There is error, the judgment is set aside and the case is remanded for a new hearing for the limited purpose of determining the amount of counsel fees due the plaintiff.
In this opinion the other judges concurred.
“[General Statutes] Sec. 42-150aa. attorney’s fees limited in ACTIONS on CONSUMER contracts OR leases, (a) The holder of any contract or lease entered into on or after October 1,1979, the subject of which is money, property or services intended to be used primarily for personal, family or household purposes and which contains a provision for payment of attorney’s fees of a creditor, seller or lessor, shall not receive, claim or collect any payment for attorney’s fees (1) for an attorney who is a salaried employee of such holder or (2) prior to the commencement of a lawsuit.
“(b) If a lawsuit in which money damages are claimed is commenced by an attorney who is not a salaried employee of the holder of a contract or lease subject to the provisions of this section, such holder may receive or collect attorney’s fees, if not otherwise prohibited by law, of not more than fifteen per cent of the amount of any judgment which is entered.”
The underlying transaction involved the sale of real estate by the plaintiff to the defendant, who signed the subject note and a mortgage deed, but failed to record the deed in the land records.
General Statutes § 42-151 defines the terms consumer and consumer contract:
“(a) Consumer. A ‘consumer’ is an individual who borrows, leases, buys or obtains money, property or services under a written agreement.
“(b) Consumer contract.
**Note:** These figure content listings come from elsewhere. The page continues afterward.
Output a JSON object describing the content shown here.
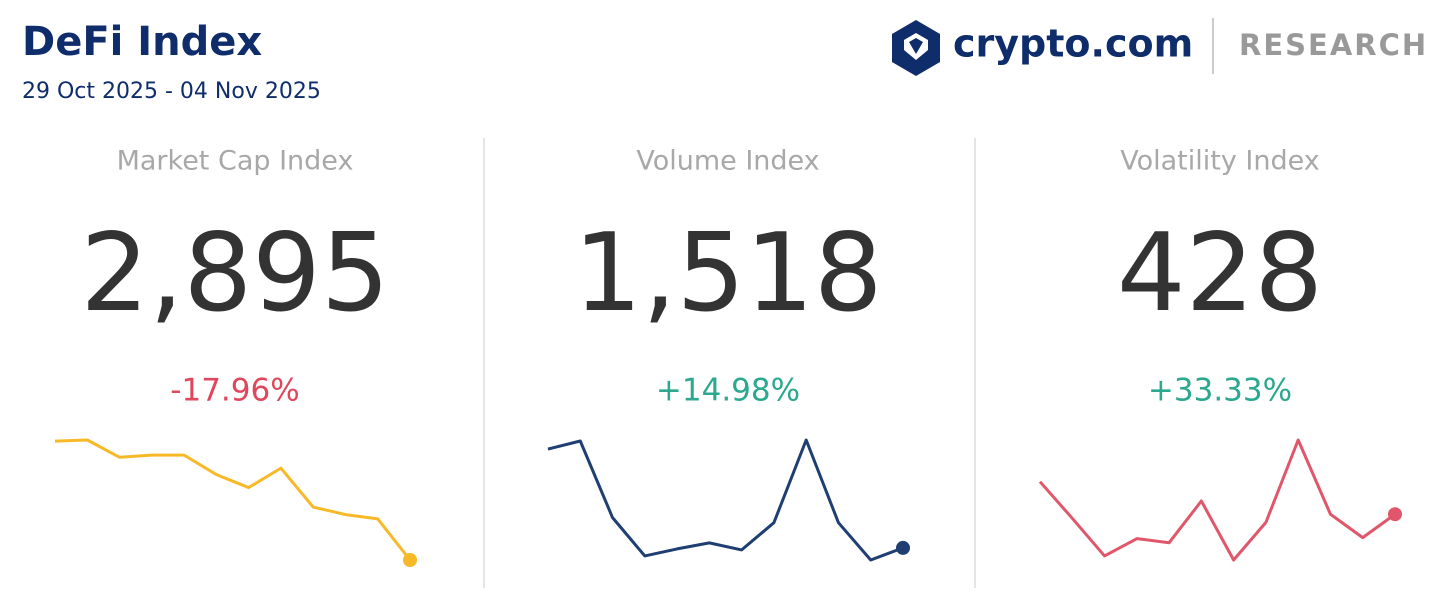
{
  "header": {
    "title": "DeFi Index",
    "date_range": "29 Oct 2025 - 04 Nov 2025",
    "brand": "crypto.com",
    "section": "RESEARCH"
  },
  "panels": [
    {
      "title": "Market Cap Index",
      "value": "2,895",
      "change": "-17.96%",
      "change_color": "#e0475c",
      "chart_data": {
        "type": "line",
        "color": "#f7b928",
        "values": [
          118,
          119,
          103,
          105,
          105,
          87,
          75,
          93,
          57,
          50,
          46,
          8
        ]
      }
    },
    {
      "title": "Volume Index",
      "value": "1,518",
      "change": "+14.98%",
      "change_color": "#2ba88e",
      "chart_data": {
        "type": "line",
        "color": "#1f3f73",
        "values": [
          110,
          118,
          42,
          4,
          11,
          17,
          10,
          37,
          119,
          37,
          0,
          12
        ]
      }
    },
    {
      "title": "Volatility Index",
      "value": "428",
      "change": "+33.33%",
      "change_color": "#2ba88e",
      "chart_data": {
        "type": "line",
        "color": "#e0566a",
        "values": [
          78,
          42,
          5,
          22,
          18,
          59,
          1,
          38,
          119,
          46,
          23,
          46
        ]
      }
    }
  ]
}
A written agreement is a ‘consumer contract,’ if:
“(1) A consumer enters into the agreement primarily for personal, family or household purposes; and
“(2) The agreement is one in which the consumer: (A) Borrows up to twenty-five thousand dollars or receives up to twenty-five thousand dollars in credit from a person who lends money or extends credit in the ordinary course of business; or (B) agrees to pay up to twenty-five thousand dollars to buy or lease personal property or services from a person who is acting in the ordinary course of business; or (C) leases any residential dwelling.”
It is clear that the transaction between these parties does not fall within the meaning of the definition of the term “consumer contract.”